Most Western countries don't do it very much. America is an exception. Here, about half of newborn boys are being cut. But it depends on where. States steeped in old traditions, such as in the Bible Belt, East Coast and Midwest, have high rates. Out West, including Colorado, where old customs are more easily thrown off, rates are below 30 percent, according to a report

In about 17 states, Medicaid stopped paying, since it's not a surgery any kid needs. The Intactivists would like to outlaw circumcision altogether. A while back, a group got a measure on the ballot in San Francisco to ban it. But a judge said said you can't outlaw surgeries by vote. 

So the Intactivists are working solely on public opinion, pumping out Netflix documentaries, YouTube videos, and websites to make their case. 

The country is talking about it: presidential candidate Andrew Yang opposes it.

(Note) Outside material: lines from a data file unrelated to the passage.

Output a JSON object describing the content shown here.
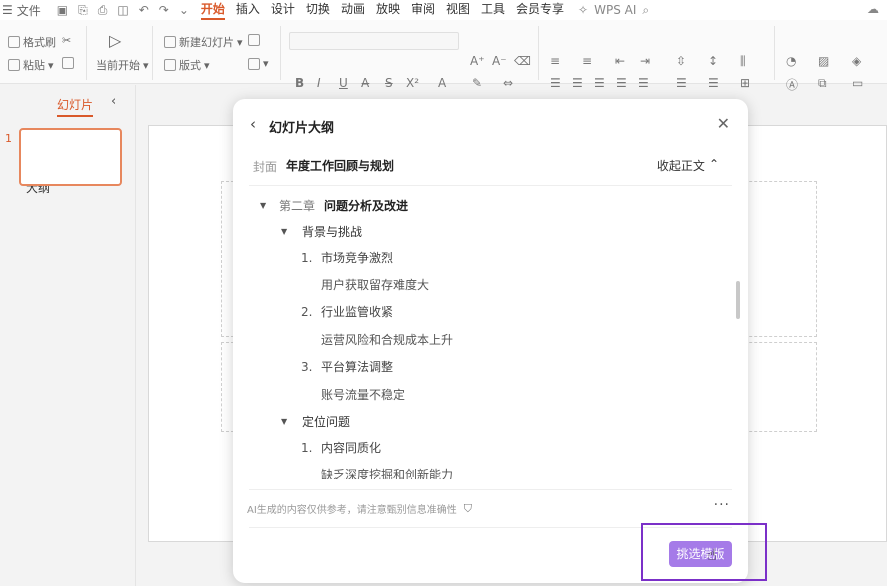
{
  "menubar": {
    "file_label": "文件",
    "tabs": [
      "开始",
      "插入",
      "设计",
      "切换",
      "动画",
      "放映",
      "审阅",
      "视图",
      "工具",
      "会员专享"
    ],
    "active_tab": "开始",
    "wps_ai": "WPS AI"
  },
  "ribbon": {
    "format_painter": "格式刷",
    "paste": "粘贴",
    "start_from_current": "当前开始",
    "new_slide": "新建幻灯片",
    "layout": "版式"
  },
  "left_panel": {
    "tab_outline": "大纲",
    "tab_slides": "幻灯片",
    "slide_number": "1"
  },
  "dialog": {
    "title": "幻灯片大纲",
    "cover_label": "封面",
    "cover_title": "年度工作回顾与规划",
    "collapse_label": "收起正文",
    "chapter_label": "第二章",
    "chapter_title": "问题分析及改进",
    "sections": [
      {
        "title": "背景与挑战",
        "points": [
          {
            "num": "1.",
            "title": "市场竞争激烈",
            "detail": "用户获取留存难度大"
          },
          {
            "num": "2.",
            "title": "行业监管收紧",
            "detail": "运营风险和合规成本上升"
          },
          {
            "num": "3.",
            "title": "平台算法调整",
            "detail": "账号流量不稳定"
          }
        ]
      },
      {
        "title": "定位问题",
        "points": [
          {
            "num": "1.",
            "title": "内容同质化",
            "detail": "缺乏深度挖掘和创新能力"
          }
        ]
      }
    ],
    "disclaimer": "AI生成的内容仅供参考，请注意甄别信息准确性",
    "more": "···",
    "choose_layout": "挑选模版"
  }
}
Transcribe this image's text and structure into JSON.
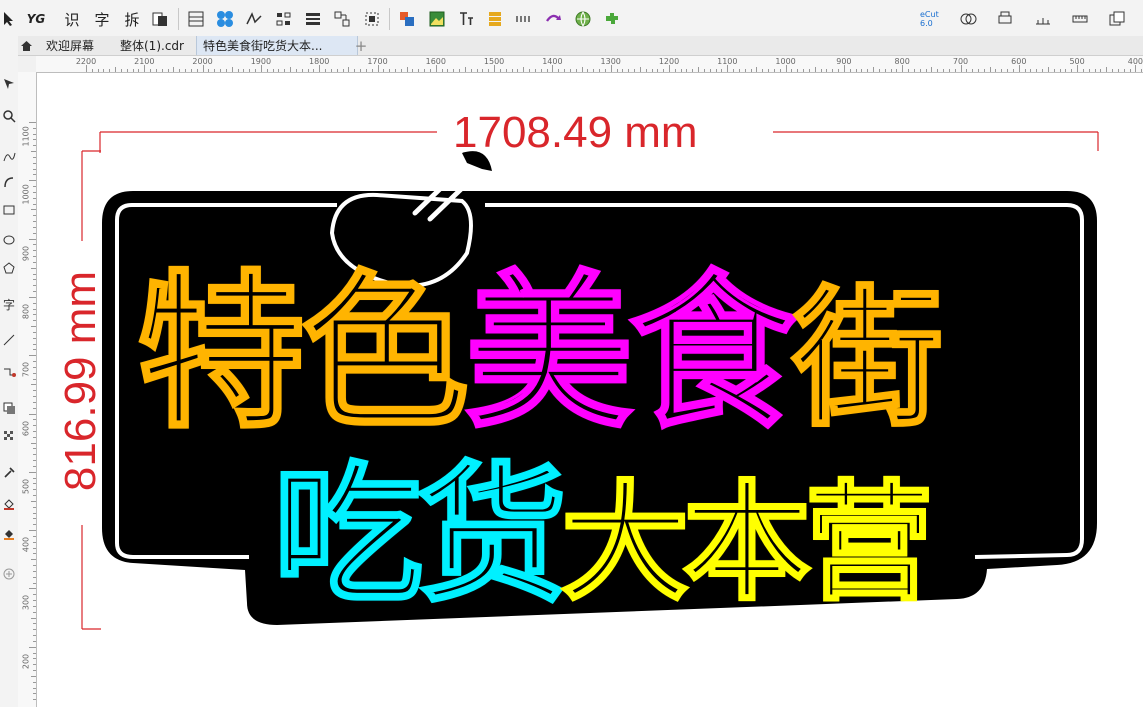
{
  "toolbar": {
    "items": [
      {
        "name": "pointer-icon"
      },
      {
        "name": "yg-plugin-icon",
        "label": "YG"
      },
      {
        "name": "recognize-tool",
        "label": "识"
      },
      {
        "name": "text-tool",
        "label": "字"
      },
      {
        "name": "split-tool",
        "label": "拆"
      },
      {
        "name": "copy-icon"
      },
      {
        "name": "table-icon"
      },
      {
        "name": "pattern-icon"
      },
      {
        "name": "path-icon"
      },
      {
        "name": "align-icon"
      },
      {
        "name": "distribute-icon"
      },
      {
        "name": "group-icon"
      },
      {
        "name": "select-frame-icon"
      },
      {
        "name": "arrange-icon"
      },
      {
        "name": "image-icon"
      },
      {
        "name": "text-format-icon"
      },
      {
        "name": "list-icon"
      },
      {
        "name": "grid-icon"
      },
      {
        "name": "arrow-icon"
      },
      {
        "name": "globe-icon"
      },
      {
        "name": "puzzle-icon"
      }
    ],
    "right_items": [
      {
        "name": "ecut-icon",
        "label": "eCut 6.0"
      },
      {
        "name": "shape-icon"
      },
      {
        "name": "print-icon"
      },
      {
        "name": "measure-icon"
      },
      {
        "name": "ruler-icon"
      },
      {
        "name": "window-icon"
      }
    ]
  },
  "tabs": [
    {
      "label": "欢迎屏幕",
      "active": false
    },
    {
      "label": "整体(1).cdr",
      "active": false
    },
    {
      "label": "特色美食街吃货大本...",
      "active": true
    },
    {
      "label": "+",
      "active": false
    }
  ],
  "ruler": {
    "h_labels": [
      "2200",
      "2100",
      "2000",
      "1900",
      "1800",
      "1700",
      "1600",
      "1500",
      "1400",
      "1300",
      "1200",
      "1100",
      "1000",
      "900",
      "800",
      "700",
      "600",
      "500",
      "400"
    ],
    "v_labels": [
      "1100",
      "1000",
      "900",
      "800",
      "700",
      "600",
      "500",
      "400",
      "300",
      "200"
    ]
  },
  "drawing": {
    "width_dimension": "1708.49 mm",
    "height_dimension": "816.99 mm",
    "line1": [
      {
        "text": "特色",
        "color": "#ffb400"
      },
      {
        "text": "美食",
        "color": "#ff00ff"
      },
      {
        "text": "街",
        "color": "#ffb400"
      }
    ],
    "line2": [
      {
        "text": "吃货",
        "color": "#00f0ff"
      },
      {
        "text": "大本营",
        "color": "#ffff00"
      }
    ],
    "dimension_color": "#d9262b"
  }
}
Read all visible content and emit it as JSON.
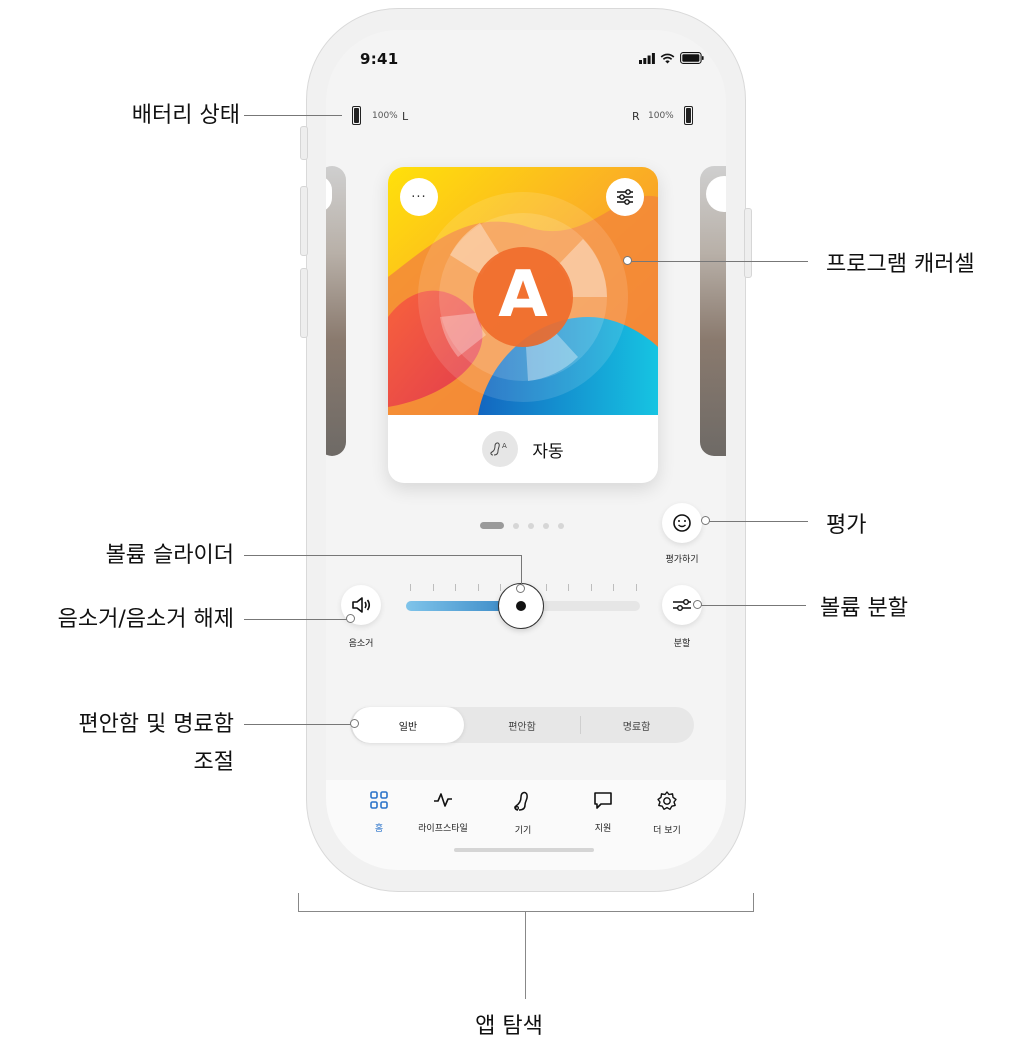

Joe Rogan ranted against it as "barbaric … dick mutilation … 500 years from now they're gonna make fun of this." 

It's working. Circumcision rates have been falling for about two decades in America. 

Will circumcision continue to fade? It may depend on the anger of groups like the Bloodstained Men. 

And the guile.

Maybe the most effective members of the Bloodstained Men are Bloodstained Women. Dani Alexander, 32, is a vision in a translucent white dress and a pair of bolted-ons. Even though her crotch is red-stained, men stop in their tracks when she purrs, "There are 20,000 nerve endings in the foreskin." Men stop and notice that Britta Bakke, 29, has bright eyes that shine when she teases, "I'm always on the prowl for that intact D." And, "Men would get their tips wet more if they had more tip."  

(There is solid evidence that sex feels better for intact men.)  

Does the protest have an impact? I listen to passersby joke about the red crotches, or scoff and mutter about the rudeness of the protest, but I also overhear a few saying, "You know, I don't dig this protest, but they're right." "It really is genital mutilation." "No way I'm doing that to my kid."  

The Bloodstained Men will be on the streets of Littleton today, and Fort Collins tomorrow.